Question about Hornby HO/OO scale Pendolino model

I was in contact with the folks at Rapido Trains, who are coming out with a TurboTrain model, and they told me they had looked at the Hornby HO model (or maybe it is OO – I think it is the same track gauge but a slightly larger scale than American HO?) of the Pendolino train that is in service in England.

Apparently that model tilts as it goes around curves in a manner similar to the prototype.

I have scratch built HO trains that tilt, either by attaching the car body to the truck through a roof-level pivot or by using a four-bar linkage mechanism. You have to run the trains fast over rather short radius curves to get measurable amounts of tilt, and then the tilt is hard to see as the train is going so fast. The problem is that the tilt goes as v^2/r where v is the speed and r is the radius of the curve, and that law does not scale linearly down into model scale on account of the squared (^2) term.

Anyone here seen the Hornby model or operated one? Does it swing outward under centrifugal force so the tilt varies with train speed, or is the tilt controlled by the trucks pivoting to go around a curve, and you have the same tilt at different speeds? Is the tilt apparent on that model, or do you have to run that model fast around too sharp a curve to see much tilt?

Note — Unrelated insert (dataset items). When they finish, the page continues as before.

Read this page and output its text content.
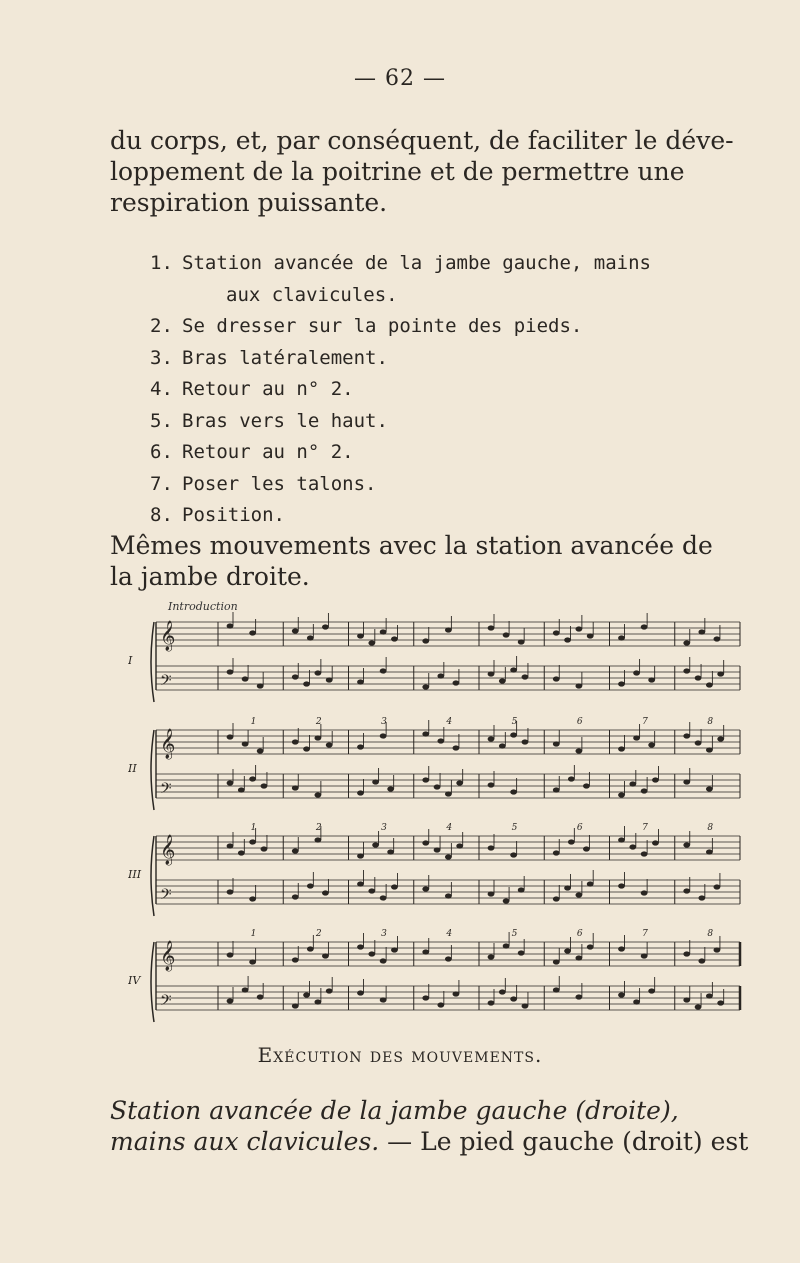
— 62 —

du corps, et, par conséquent, de faciliter le déve-
loppement de la poitrine et de permettre une
respiration puissante.

1. Station avancée de la jambe gauche, mains
aux clavicules.
2. Se dresser sur la pointe des pieds.
3. Bras latéralement.
4. Retour au n° 2.
5. Bras vers le haut.
6. Retour au n° 2.
7. Poser les talons.
8. Position.

Mêmes mouvements avec la station avancée de
la jambe droite.

Introduction
I
𝄞
𝄢
II
1	2	3	4	5	6	7	8
𝄞
𝄢
III
1	2	3	4	5	6	7	8
𝄞
𝄢
IV
1	2	3	4	5	6	7	8
𝄞
𝄢
Exécution des mouvements.

Station avancée de la jambe gauche (droite),
mains aux clavicules. — Le pied gauche (droit) est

Apparently the Hornby model is a hit over in England and there are a number of You Tube videos. This video http://www.youtube.com/watch?v=FoaNFLuta64&NR=1 seems closest to showing the model tilt. It seems that as the train enters the second curve, you can see each train car edge jack up as that car starts to tilt, and it seems that effect occurs at a relatively slow speed.

I am curious as to what anyone knows about the Hornby model and how it tilts and whether the tilt is noticable or appears realistic.